U.S. health officials authorized booster doses in order to prevent mild illness, Offit said. But the focus should instead be on administering first and second vaccine doses to people who are unvaccinated, rather than continuing to boost people who have already gotten their first two shots, he told DW . "It's a worldwide pandemic," said Offit. "We are all going to be suffering this virus until we have control of it in the world."

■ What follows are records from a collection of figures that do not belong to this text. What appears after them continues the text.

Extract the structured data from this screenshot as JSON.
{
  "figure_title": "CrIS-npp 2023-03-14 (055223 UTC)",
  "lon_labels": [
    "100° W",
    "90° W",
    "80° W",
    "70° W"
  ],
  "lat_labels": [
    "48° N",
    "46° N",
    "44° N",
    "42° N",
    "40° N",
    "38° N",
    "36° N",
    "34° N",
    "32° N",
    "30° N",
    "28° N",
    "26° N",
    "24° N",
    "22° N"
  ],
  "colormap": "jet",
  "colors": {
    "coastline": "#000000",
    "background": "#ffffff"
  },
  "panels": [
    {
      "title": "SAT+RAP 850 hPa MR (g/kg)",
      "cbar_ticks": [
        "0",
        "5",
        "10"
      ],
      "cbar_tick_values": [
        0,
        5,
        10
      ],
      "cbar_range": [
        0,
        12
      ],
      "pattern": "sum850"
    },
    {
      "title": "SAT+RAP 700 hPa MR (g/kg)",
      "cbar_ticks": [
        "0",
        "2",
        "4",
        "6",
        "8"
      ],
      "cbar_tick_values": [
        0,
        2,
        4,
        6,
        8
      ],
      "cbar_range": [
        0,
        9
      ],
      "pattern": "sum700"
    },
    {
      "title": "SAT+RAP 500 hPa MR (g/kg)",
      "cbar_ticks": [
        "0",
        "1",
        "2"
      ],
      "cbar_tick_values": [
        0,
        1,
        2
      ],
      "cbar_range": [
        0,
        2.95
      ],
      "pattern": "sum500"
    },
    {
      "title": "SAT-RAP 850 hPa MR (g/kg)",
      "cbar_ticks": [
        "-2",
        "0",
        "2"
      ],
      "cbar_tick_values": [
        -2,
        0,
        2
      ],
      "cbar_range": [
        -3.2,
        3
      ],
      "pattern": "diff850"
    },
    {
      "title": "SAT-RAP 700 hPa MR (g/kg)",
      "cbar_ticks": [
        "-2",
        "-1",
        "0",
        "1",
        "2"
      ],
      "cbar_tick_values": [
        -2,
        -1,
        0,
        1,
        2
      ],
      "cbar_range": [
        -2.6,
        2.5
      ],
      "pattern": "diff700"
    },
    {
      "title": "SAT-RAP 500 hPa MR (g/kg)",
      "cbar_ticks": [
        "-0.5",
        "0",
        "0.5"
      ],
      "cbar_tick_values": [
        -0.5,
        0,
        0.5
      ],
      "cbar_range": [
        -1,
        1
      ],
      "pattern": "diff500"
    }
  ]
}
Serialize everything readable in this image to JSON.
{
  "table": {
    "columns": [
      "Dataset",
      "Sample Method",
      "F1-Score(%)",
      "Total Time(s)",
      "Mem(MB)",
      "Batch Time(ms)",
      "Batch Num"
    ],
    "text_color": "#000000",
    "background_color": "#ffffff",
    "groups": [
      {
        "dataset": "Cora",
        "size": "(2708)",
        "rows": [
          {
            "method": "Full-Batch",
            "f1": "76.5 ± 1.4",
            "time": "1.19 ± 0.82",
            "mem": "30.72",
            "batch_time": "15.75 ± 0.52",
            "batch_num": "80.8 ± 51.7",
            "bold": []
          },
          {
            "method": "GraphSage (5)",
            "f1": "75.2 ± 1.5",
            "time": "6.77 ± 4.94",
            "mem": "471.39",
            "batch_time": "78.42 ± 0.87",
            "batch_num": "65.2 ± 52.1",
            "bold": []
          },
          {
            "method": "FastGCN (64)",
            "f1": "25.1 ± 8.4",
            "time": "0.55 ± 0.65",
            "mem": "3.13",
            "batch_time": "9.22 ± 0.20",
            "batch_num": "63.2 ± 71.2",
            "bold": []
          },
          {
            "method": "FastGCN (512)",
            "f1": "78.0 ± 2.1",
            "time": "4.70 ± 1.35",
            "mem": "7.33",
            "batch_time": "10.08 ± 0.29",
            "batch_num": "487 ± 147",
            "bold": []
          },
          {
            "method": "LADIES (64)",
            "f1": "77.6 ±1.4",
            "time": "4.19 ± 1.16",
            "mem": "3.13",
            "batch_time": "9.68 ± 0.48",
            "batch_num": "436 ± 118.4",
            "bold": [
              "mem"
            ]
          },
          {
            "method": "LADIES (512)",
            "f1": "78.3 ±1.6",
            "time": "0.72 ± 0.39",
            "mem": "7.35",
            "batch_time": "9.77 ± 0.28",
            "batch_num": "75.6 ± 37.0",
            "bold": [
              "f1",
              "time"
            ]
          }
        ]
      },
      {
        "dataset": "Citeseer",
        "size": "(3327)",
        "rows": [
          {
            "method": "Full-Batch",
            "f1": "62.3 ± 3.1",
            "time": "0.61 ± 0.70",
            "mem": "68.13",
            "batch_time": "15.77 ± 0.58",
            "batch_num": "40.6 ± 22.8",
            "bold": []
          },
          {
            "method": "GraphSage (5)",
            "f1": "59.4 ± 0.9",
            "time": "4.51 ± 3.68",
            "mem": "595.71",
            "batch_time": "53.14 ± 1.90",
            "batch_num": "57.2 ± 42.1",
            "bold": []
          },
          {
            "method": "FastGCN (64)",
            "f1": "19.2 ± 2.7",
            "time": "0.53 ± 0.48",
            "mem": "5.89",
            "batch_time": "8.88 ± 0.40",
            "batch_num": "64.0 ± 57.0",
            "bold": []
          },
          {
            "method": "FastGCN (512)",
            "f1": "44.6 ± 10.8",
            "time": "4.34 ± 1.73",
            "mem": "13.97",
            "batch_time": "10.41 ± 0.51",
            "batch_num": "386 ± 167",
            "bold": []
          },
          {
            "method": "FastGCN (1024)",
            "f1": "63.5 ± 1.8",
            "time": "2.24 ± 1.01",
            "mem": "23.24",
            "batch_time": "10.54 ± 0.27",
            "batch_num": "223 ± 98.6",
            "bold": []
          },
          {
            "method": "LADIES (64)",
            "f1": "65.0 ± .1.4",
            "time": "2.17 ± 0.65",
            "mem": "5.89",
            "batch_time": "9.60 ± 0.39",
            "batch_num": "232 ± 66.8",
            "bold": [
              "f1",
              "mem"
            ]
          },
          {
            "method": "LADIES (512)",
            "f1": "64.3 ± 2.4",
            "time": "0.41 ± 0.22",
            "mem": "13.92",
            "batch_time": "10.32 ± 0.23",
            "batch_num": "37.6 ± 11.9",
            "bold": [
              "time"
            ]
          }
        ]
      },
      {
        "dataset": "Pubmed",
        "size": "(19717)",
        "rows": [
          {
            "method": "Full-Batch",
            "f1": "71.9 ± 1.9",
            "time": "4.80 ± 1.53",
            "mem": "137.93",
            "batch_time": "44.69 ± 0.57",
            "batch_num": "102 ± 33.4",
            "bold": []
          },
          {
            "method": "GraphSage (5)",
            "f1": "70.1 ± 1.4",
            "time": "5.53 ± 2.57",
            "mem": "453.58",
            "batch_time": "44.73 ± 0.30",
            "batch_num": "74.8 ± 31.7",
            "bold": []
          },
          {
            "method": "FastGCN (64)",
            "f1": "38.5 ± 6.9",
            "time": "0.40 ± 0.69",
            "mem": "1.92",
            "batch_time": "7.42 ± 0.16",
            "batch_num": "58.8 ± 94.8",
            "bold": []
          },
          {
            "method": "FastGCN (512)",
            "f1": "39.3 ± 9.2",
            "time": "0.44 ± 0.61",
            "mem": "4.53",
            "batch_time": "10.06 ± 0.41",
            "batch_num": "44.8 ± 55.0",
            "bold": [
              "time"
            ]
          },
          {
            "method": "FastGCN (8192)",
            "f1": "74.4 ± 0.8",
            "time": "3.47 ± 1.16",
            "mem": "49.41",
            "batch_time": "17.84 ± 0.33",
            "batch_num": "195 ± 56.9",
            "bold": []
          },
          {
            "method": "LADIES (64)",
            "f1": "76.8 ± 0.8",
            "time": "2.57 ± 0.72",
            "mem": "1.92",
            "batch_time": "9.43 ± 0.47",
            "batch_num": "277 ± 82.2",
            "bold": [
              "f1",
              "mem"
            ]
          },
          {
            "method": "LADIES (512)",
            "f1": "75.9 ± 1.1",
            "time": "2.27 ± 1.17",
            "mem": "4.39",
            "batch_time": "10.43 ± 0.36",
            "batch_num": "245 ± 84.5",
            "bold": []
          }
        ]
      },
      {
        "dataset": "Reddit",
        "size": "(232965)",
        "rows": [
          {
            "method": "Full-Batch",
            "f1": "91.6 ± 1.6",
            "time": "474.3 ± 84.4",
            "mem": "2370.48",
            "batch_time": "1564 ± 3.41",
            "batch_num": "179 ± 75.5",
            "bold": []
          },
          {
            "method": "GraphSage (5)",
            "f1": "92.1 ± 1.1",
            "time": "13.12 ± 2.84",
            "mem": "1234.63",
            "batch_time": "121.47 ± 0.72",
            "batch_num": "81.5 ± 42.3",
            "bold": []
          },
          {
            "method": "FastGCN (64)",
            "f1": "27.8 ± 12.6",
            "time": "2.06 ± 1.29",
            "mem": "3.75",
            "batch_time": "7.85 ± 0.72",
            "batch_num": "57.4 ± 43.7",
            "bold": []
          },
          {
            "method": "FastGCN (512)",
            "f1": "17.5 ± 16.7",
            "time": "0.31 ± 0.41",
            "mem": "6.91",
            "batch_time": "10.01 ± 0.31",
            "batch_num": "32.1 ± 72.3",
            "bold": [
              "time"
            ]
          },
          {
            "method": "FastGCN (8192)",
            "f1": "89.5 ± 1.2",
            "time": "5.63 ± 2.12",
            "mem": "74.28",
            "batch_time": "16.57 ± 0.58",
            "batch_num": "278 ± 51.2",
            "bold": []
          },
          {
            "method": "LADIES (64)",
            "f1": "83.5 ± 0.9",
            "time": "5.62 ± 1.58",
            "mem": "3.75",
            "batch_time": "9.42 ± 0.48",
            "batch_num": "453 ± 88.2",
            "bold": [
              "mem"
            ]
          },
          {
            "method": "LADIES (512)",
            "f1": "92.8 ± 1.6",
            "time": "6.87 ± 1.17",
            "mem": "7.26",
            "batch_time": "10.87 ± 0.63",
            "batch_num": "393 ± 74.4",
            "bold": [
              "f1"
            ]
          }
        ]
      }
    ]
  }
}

Better global vaccine access a priority

"As long as the virus is circulating around the world, you're going to need to have a highly immune population," said Offit. "The best way to do that is to make sure that those countries that have limited access to vaccines have access to vaccines in the same manner we do. I think that the third dose, fourth dose, fifth dose is largely a waste, or a detour, from what you really need, which is to make sure people have gotten their primary series because that is likely to protect them against severe disease for a long time, for years, even.”

The U.S. approved boosters for all Americans in November, despite pushback from vaccine committee advisors from the Centers for Disease Control and Prevention (CDC) and the FDA, like Offit. "It just doesn't make sense to me," Offit said. "I don't know how it came to be. I mean, when President Biden stood up on August 18 and said ‘we're going to have booster doses available for everybody over 16', I just don't know where that came from."

The CDC says that although two doses of the vaccine work to prevent severe illness in most people, boosters can help protect severe illness in people in risk groups, and against reinfection from new variants like omicron. Recent trials in Israel and the U.S. have also shown that boosters can help protect older people. Offit says they make sense for people who need them due to risk factors, but that protection from omicron alone isn't enough of a reason to boost everyone. "The people who get hospitalized, people who have multiple comorbidities, who are older or immunosuppressed – boost them. I'm all for that," Offit said. "But I just don't understand the story of this war against mild disease in healthy young people."